I chose to go into the field of education, which I have never regretted, but now I see that maybe I should have gone into the area of finance. When I retired from teaching, I was presented with a nice shiny brass school bell for my desk; it’s lovely, but with things the way they are now, I think one of those “golden parachutes” they seem to be handing out to everyone in the financial field might be more useful.
Looking back, I see that the signs of a natural aptitude in finance were apparent. As a small child, I never saved any money, spent it as fast as I could get it. If a stray quarter came my way, I spent it as soon as I could get to the nearest store.
My tries at deficit spending were thwarted by my siblings, who were unwilling to lend me any of their allowance. I did manage to convince them that because I was the oldest, I owned the family dog. I then sold them shares so they became part owners and could have petting rights.
I invested some of my allowance in a small brown bag of penny candy, which I purchased at Mr. Avery’s store. I then smuggled my small sack of contraband into school where on the playground, I could sell the contents for as much as a nickel apiece, thus practicing the law of supply and demand at an early age.

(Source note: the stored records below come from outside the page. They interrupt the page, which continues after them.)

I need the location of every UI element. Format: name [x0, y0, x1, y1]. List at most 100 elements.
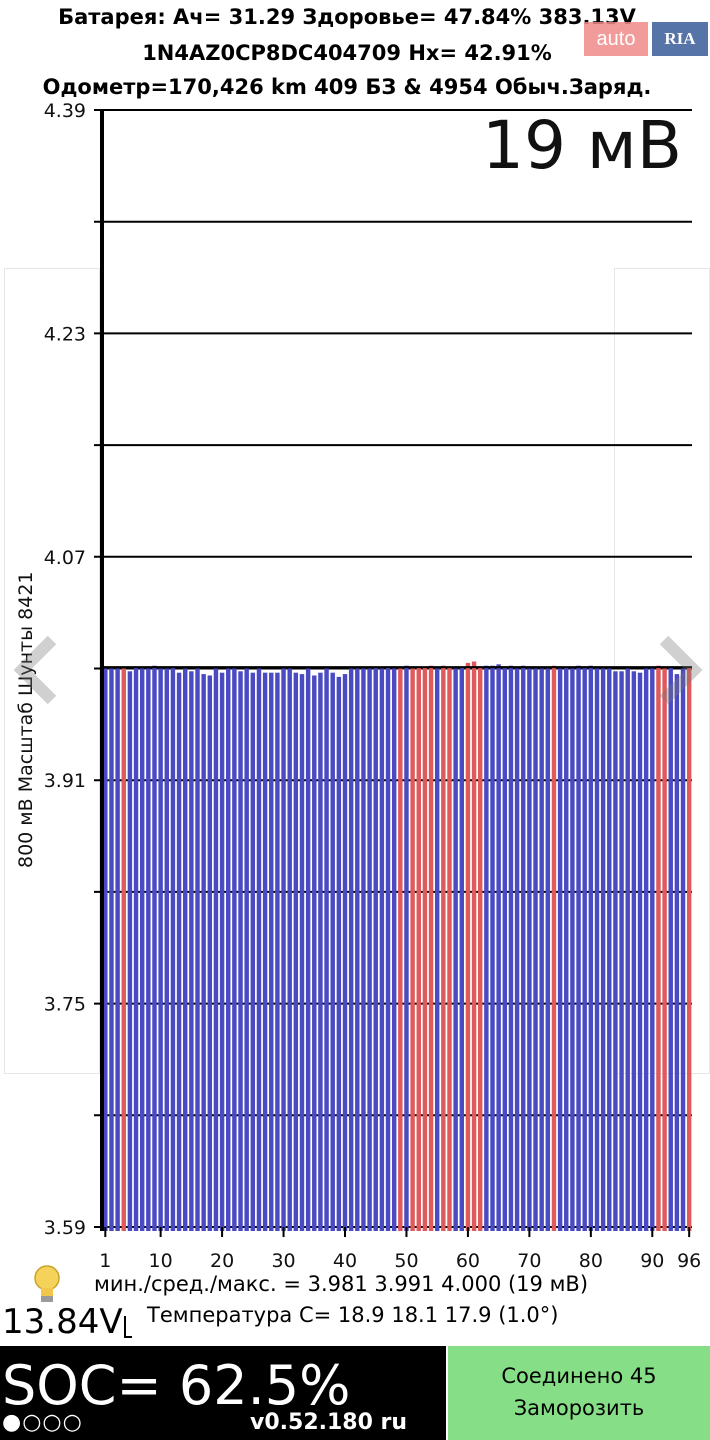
cell-bar[interactable] — [662, 668, 667, 1232]
cell-bar[interactable] — [336, 676, 342, 1231]
cell-bar[interactable] — [379, 668, 385, 1232]
cell-bar[interactable] — [441, 665, 446, 1231]
cell-bar[interactable] — [355, 668, 360, 1232]
cell-bar[interactable] — [416, 667, 421, 1231]
chevron-left-icon[interactable] — [13, 635, 57, 705]
cell-bar[interactable] — [471, 661, 477, 1231]
cell-bar[interactable] — [496, 664, 501, 1231]
cell-bar[interactable] — [109, 668, 114, 1232]
cell-bar[interactable] — [557, 668, 563, 1232]
cell-bar[interactable] — [668, 667, 673, 1231]
cell-voltage-chart[interactable]: 4.39 4.23 4.07 3.91 3.75 3.59 1 10 20 30 40 50 60 70… — [0, 96, 710, 1276]
cell-bar[interactable] — [533, 668, 538, 1232]
cell-bar[interactable] — [656, 665, 661, 1231]
cell-bar[interactable] — [115, 668, 120, 1232]
cell-bar[interactable] — [551, 665, 557, 1231]
cell-bar[interactable] — [189, 671, 194, 1231]
cell-bar[interactable] — [391, 668, 397, 1232]
cell-bar[interactable] — [428, 665, 434, 1231]
cell-bar[interactable] — [170, 667, 176, 1231]
cell-bar[interactable] — [527, 668, 532, 1232]
cell-bar[interactable] — [226, 668, 231, 1232]
cell-bar[interactable] — [674, 674, 680, 1231]
cell-bar[interactable] — [447, 667, 452, 1231]
cell-bar[interactable] — [613, 671, 618, 1231]
cell-bar[interactable] — [152, 665, 157, 1231]
lightbulb-icon[interactable] — [32, 1264, 62, 1304]
cell-bar[interactable] — [631, 671, 637, 1231]
cell-bar[interactable] — [637, 672, 643, 1231]
cell-bar[interactable] — [183, 668, 188, 1232]
cell-bar[interactable] — [607, 668, 612, 1232]
chevron-right-icon[interactable] — [659, 635, 703, 705]
cell-bar[interactable] — [146, 668, 151, 1232]
cell-bar[interactable] — [385, 667, 391, 1231]
cell-bar[interactable] — [434, 668, 440, 1232]
cell-bar[interactable] — [422, 667, 428, 1231]
cell-bar[interactable] — [582, 667, 587, 1231]
cell-bar[interactable] — [625, 668, 630, 1232]
cell-bar[interactable] — [484, 665, 489, 1231]
cell-bar[interactable] — [201, 674, 206, 1231]
cell-bar[interactable] — [305, 668, 311, 1232]
cell-bar[interactable] — [195, 668, 200, 1232]
cell-bar[interactable] — [576, 665, 581, 1231]
page-indicator[interactable]: ●○○○ — [2, 1410, 83, 1435]
cell-bar[interactable] — [680, 668, 686, 1232]
cell-bar[interactable] — [342, 674, 348, 1231]
cell-bar[interactable] — [121, 668, 126, 1232]
cell-bar[interactable] — [158, 668, 163, 1232]
cell-bar[interactable] — [232, 668, 237, 1232]
cell-bar[interactable] — [588, 665, 594, 1231]
cell-bar[interactable] — [293, 672, 299, 1231]
cell-bar[interactable] — [478, 667, 483, 1231]
cell-bar[interactable] — [318, 672, 323, 1231]
cell-bar[interactable] — [514, 668, 520, 1232]
cell-bar[interactable] — [213, 668, 219, 1232]
cell-bar[interactable] — [521, 665, 526, 1231]
cell-bar[interactable] — [299, 674, 305, 1231]
cell-bar[interactable] — [312, 675, 317, 1231]
cell-bar[interactable] — [508, 665, 514, 1231]
cell-bar[interactable] — [133, 667, 139, 1231]
cell-bar[interactable] — [404, 665, 409, 1231]
cell-bar[interactable] — [330, 672, 335, 1231]
cell-bar[interactable] — [176, 672, 182, 1231]
cell-bar[interactable] — [250, 672, 256, 1231]
cell-bar[interactable] — [465, 662, 471, 1231]
cell-bar[interactable] — [127, 671, 133, 1231]
cell-bar[interactable] — [256, 668, 262, 1232]
cell-bar[interactable] — [490, 665, 495, 1231]
cell-bar[interactable] — [686, 667, 692, 1231]
cell-bar[interactable] — [281, 668, 286, 1232]
cell-bar[interactable] — [269, 672, 274, 1231]
cell-bar[interactable] — [650, 668, 655, 1232]
cell-bar[interactable] — [103, 668, 108, 1232]
cell-bar[interactable] — [207, 675, 213, 1231]
cell-bar[interactable] — [502, 667, 508, 1231]
cell-bar[interactable] — [539, 668, 544, 1232]
cell-bar[interactable] — [564, 667, 569, 1231]
cell-bar[interactable] — [545, 668, 551, 1232]
cell-bar[interactable] — [219, 672, 225, 1231]
cell-bar[interactable] — [570, 668, 575, 1232]
cell-bar[interactable] — [643, 668, 649, 1232]
cell-bar[interactable] — [275, 672, 280, 1231]
cell-bar[interactable] — [594, 668, 600, 1232]
cell-bar[interactable] — [453, 668, 458, 1232]
cell-bar[interactable] — [361, 668, 366, 1232]
cell-bar[interactable] — [324, 668, 329, 1232]
cell-bar[interactable] — [348, 668, 354, 1232]
cell-bar[interactable] — [164, 668, 169, 1232]
cell-bar[interactable] — [139, 668, 145, 1232]
cell-bar[interactable] — [262, 672, 268, 1231]
cell-bar[interactable] — [287, 668, 292, 1232]
cell-bar[interactable] — [600, 668, 606, 1232]
cell-bar[interactable] — [398, 668, 403, 1232]
cell-bar[interactable] — [367, 668, 372, 1232]
cell-bar[interactable] — [373, 667, 378, 1231]
cell-bar[interactable] — [459, 667, 464, 1231]
cell-bar[interactable] — [410, 668, 415, 1232]
connection-freeze-button[interactable]: Соединено 45 Заморозить — [448, 1346, 710, 1440]
cell-bar[interactable] — [238, 671, 243, 1231]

Having reached adulthood, I did make some investments. I even took a jaunt or two into the arena of stocks and bonds. I still have the Betamax and Edsel stock I purchased at the time.

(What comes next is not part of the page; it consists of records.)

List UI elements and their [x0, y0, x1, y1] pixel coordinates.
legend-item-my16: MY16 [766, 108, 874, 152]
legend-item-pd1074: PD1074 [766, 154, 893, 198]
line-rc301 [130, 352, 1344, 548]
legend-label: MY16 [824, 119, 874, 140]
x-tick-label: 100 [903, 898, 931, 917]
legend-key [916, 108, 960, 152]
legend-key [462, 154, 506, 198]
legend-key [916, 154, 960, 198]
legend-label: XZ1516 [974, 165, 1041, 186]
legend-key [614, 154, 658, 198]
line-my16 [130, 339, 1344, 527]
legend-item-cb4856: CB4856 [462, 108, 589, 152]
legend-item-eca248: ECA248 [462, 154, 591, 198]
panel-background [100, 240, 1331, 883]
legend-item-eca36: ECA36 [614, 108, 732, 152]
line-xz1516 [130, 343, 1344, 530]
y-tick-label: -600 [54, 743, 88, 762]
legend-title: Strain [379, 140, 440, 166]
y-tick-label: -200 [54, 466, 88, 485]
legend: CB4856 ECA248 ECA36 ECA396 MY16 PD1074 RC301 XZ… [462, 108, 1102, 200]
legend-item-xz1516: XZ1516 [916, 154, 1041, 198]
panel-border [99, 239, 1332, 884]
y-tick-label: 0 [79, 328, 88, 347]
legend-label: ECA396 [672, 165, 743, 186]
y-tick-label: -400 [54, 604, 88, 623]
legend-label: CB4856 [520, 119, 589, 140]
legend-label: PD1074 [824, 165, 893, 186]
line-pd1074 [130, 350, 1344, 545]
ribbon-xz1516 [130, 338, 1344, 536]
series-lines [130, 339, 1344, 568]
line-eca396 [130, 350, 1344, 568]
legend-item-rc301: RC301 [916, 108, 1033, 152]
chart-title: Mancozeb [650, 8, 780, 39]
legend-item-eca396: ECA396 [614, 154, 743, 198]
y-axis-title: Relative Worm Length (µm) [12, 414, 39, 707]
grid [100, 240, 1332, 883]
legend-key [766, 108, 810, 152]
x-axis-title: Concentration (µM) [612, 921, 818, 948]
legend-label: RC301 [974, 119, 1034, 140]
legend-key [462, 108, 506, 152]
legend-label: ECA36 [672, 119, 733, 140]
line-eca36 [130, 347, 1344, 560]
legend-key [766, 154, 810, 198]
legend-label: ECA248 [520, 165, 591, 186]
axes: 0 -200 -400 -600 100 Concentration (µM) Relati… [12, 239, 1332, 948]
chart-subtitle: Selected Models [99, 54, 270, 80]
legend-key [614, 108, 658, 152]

The Princess and I have a large amount of money invested in her Beanie Baby collection. I remember standing in line for hours for the privilege of paying an outrageous sum for the newest ones to appear on the market. I haven’t checked their value lately, but they must be worth a fortune by now!
I think all of the above shows a certain natural talent in the financial area. I think I could run a large corporation into the ground with the best of them. In fact, I think I could do it better, faster and cheaper than most.

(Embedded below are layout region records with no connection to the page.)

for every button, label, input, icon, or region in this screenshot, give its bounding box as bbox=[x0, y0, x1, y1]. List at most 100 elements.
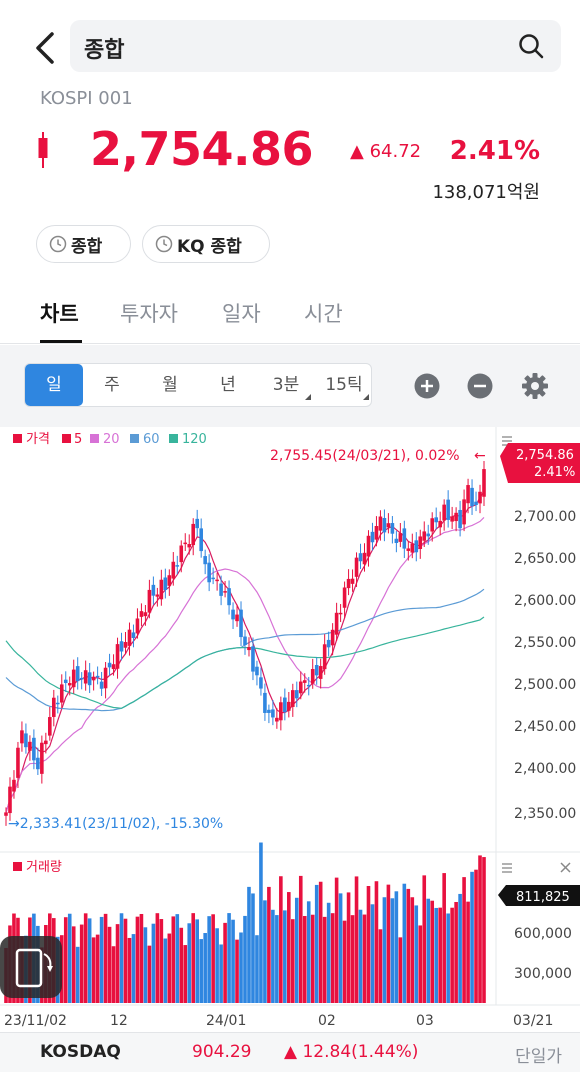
volume-menu-icon[interactable] bbox=[502, 863, 512, 873]
candle-body bbox=[131, 632, 136, 639]
legend-ma5: 5 bbox=[74, 432, 82, 447]
rotate-screen-icon bbox=[15, 948, 53, 988]
index-change-pct: 2.41% bbox=[449, 136, 540, 166]
candle-body bbox=[394, 538, 399, 543]
candle-body bbox=[163, 577, 168, 591]
chip-composite[interactable]: 종합 bbox=[36, 225, 131, 263]
x-label: 02 bbox=[318, 1013, 336, 1029]
volume-bar bbox=[211, 914, 215, 1003]
search-box[interactable]: 종합 bbox=[70, 20, 561, 72]
min-annotation: →2,333.41(23/11/02), -15.30% bbox=[8, 816, 223, 832]
candle-body bbox=[338, 612, 343, 615]
volume-bar bbox=[115, 924, 120, 1003]
candle-body bbox=[16, 747, 20, 778]
candle-body bbox=[450, 516, 454, 522]
volume-bar bbox=[187, 923, 192, 1003]
tab-investor[interactable]: 투자자 bbox=[120, 302, 178, 326]
candle-body bbox=[67, 683, 72, 686]
volume-tick: 300,000 bbox=[514, 966, 572, 982]
candle-body bbox=[271, 709, 275, 718]
volume-bar bbox=[199, 939, 203, 1003]
candle-body bbox=[8, 786, 12, 814]
single-price-button[interactable]: 단일가 bbox=[515, 1047, 562, 1067]
volume-bar bbox=[63, 917, 68, 1003]
volume-bar bbox=[458, 893, 462, 1003]
gear-icon[interactable] bbox=[521, 372, 549, 400]
period-3min[interactable]: 3분 bbox=[257, 364, 315, 406]
volume-bar bbox=[203, 933, 207, 1003]
candle-body bbox=[470, 487, 474, 507]
search-icon[interactable] bbox=[517, 32, 545, 60]
candle-body bbox=[322, 644, 327, 670]
candle-body bbox=[422, 531, 427, 541]
volume-bar bbox=[83, 913, 88, 1003]
tab-daily[interactable]: 일자 bbox=[222, 302, 261, 326]
candle-body bbox=[75, 666, 80, 682]
volume-legend-label: 거래량 bbox=[26, 860, 62, 875]
candle-body bbox=[482, 469, 486, 497]
price-chart[interactable]: 가격 5 20 60 120 2,755.45(24/03/21), 0.02%… bbox=[0, 427, 580, 1032]
period-year[interactable]: 년 bbox=[220, 375, 236, 395]
candle-body bbox=[227, 588, 231, 606]
candle-body bbox=[310, 669, 315, 684]
volume-bar bbox=[398, 937, 403, 1003]
candle-body bbox=[350, 578, 355, 584]
volume-bar bbox=[291, 919, 295, 1003]
candle-body bbox=[135, 618, 140, 634]
zoom-in-icon[interactable] bbox=[414, 373, 440, 399]
y-tick: 2,700.00 bbox=[514, 509, 576, 525]
volume-bar bbox=[334, 877, 339, 1003]
back-arrow-icon[interactable] bbox=[28, 28, 64, 68]
candle-body bbox=[111, 664, 116, 670]
candle-body bbox=[239, 609, 243, 638]
volume-close-icon[interactable] bbox=[560, 862, 571, 873]
volume-bar bbox=[259, 842, 263, 1003]
volume-bar bbox=[446, 913, 450, 1003]
candle-body bbox=[143, 612, 148, 617]
clock-icon bbox=[155, 235, 173, 253]
y-tick: 2,600.00 bbox=[514, 593, 576, 609]
floating-screen-toggle[interactable] bbox=[0, 936, 62, 998]
volume-bar bbox=[71, 926, 76, 1003]
period-week[interactable]: 주 bbox=[104, 375, 120, 395]
tab-time[interactable]: 시간 bbox=[304, 302, 343, 326]
chart-canvas: 가격 5 20 60 120 2,755.45(24/03/21), 0.02%… bbox=[0, 427, 580, 1032]
candle-body bbox=[406, 548, 411, 551]
volume-bar bbox=[95, 934, 100, 1003]
candle-body bbox=[298, 681, 303, 694]
candle-body bbox=[410, 543, 415, 553]
bottom-ticker-price: 904.29 bbox=[192, 1042, 252, 1062]
header: 종합 bbox=[0, 0, 580, 92]
volume-bar bbox=[322, 916, 327, 1003]
candle-body bbox=[219, 583, 223, 596]
candle-body bbox=[330, 629, 335, 646]
volume-bar bbox=[306, 901, 311, 1003]
volume-bar bbox=[406, 888, 411, 1003]
candle-body bbox=[275, 717, 279, 722]
volume-bar bbox=[302, 916, 307, 1003]
tab-chart[interactable]: 차트 bbox=[40, 302, 79, 326]
volume-bar bbox=[127, 937, 132, 1003]
period-month[interactable]: 월 bbox=[162, 375, 178, 395]
volume-legend: 거래량 bbox=[13, 860, 62, 875]
volume-tick: 600,000 bbox=[514, 926, 572, 942]
bottom-ticker[interactable]: KOSDAQ 904.29 ▲ 12.84(1.44%) 단일가 bbox=[0, 1032, 580, 1072]
period-15tick[interactable]: 15틱 bbox=[315, 364, 373, 406]
chip-label: 종합 bbox=[71, 236, 103, 257]
period-selector: 일 주 월 년 3분 15틱 bbox=[24, 363, 372, 407]
candle-body bbox=[247, 647, 251, 651]
candle-body bbox=[83, 670, 88, 684]
volume-bar bbox=[414, 905, 419, 1003]
candle-body bbox=[342, 587, 347, 608]
zoom-out-icon[interactable] bbox=[467, 373, 493, 399]
chip-kq-composite[interactable]: KQ 종합 bbox=[142, 225, 270, 263]
volume-bar bbox=[131, 934, 136, 1003]
volume-bar bbox=[330, 913, 335, 1003]
candle-body bbox=[235, 614, 239, 622]
candle-body bbox=[354, 557, 359, 577]
y-tick: 2,350.00 bbox=[514, 806, 576, 822]
volume-bar bbox=[79, 924, 84, 1003]
dropdown-corner-icon bbox=[305, 394, 311, 400]
period-day[interactable]: 일 bbox=[25, 364, 83, 406]
volume-bar bbox=[310, 914, 315, 1003]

One of the items on the news talked about a corporate head that had been on the job for three weeks and qualified for an $18 million buyout. I feel fairly confident that I could have ruined the company in under two weeks and would have only charged them $10 million.
Another item in the news concerned a large insurance company that the government had to bail out; as soon as they got a boatload of cash from Washington, they had a $400,000 party. I bet I could have had the party for at least $10,000 less and have kept the amount spent on spa treatments down by not allowing pedicures.
I think I would have been a natural talent had I gone into the financial world, too bad we’ll never know.
Actually, I’m really ticked off about the whole mess. Greed is an ugly word. Given the weight of gold and its aerodynamic qualities, it might be good for the country if some of these guys took their “golden parachutes” to a very high place and tried to put them to use.
Thought for the week — Exceptions always outnumber the rules.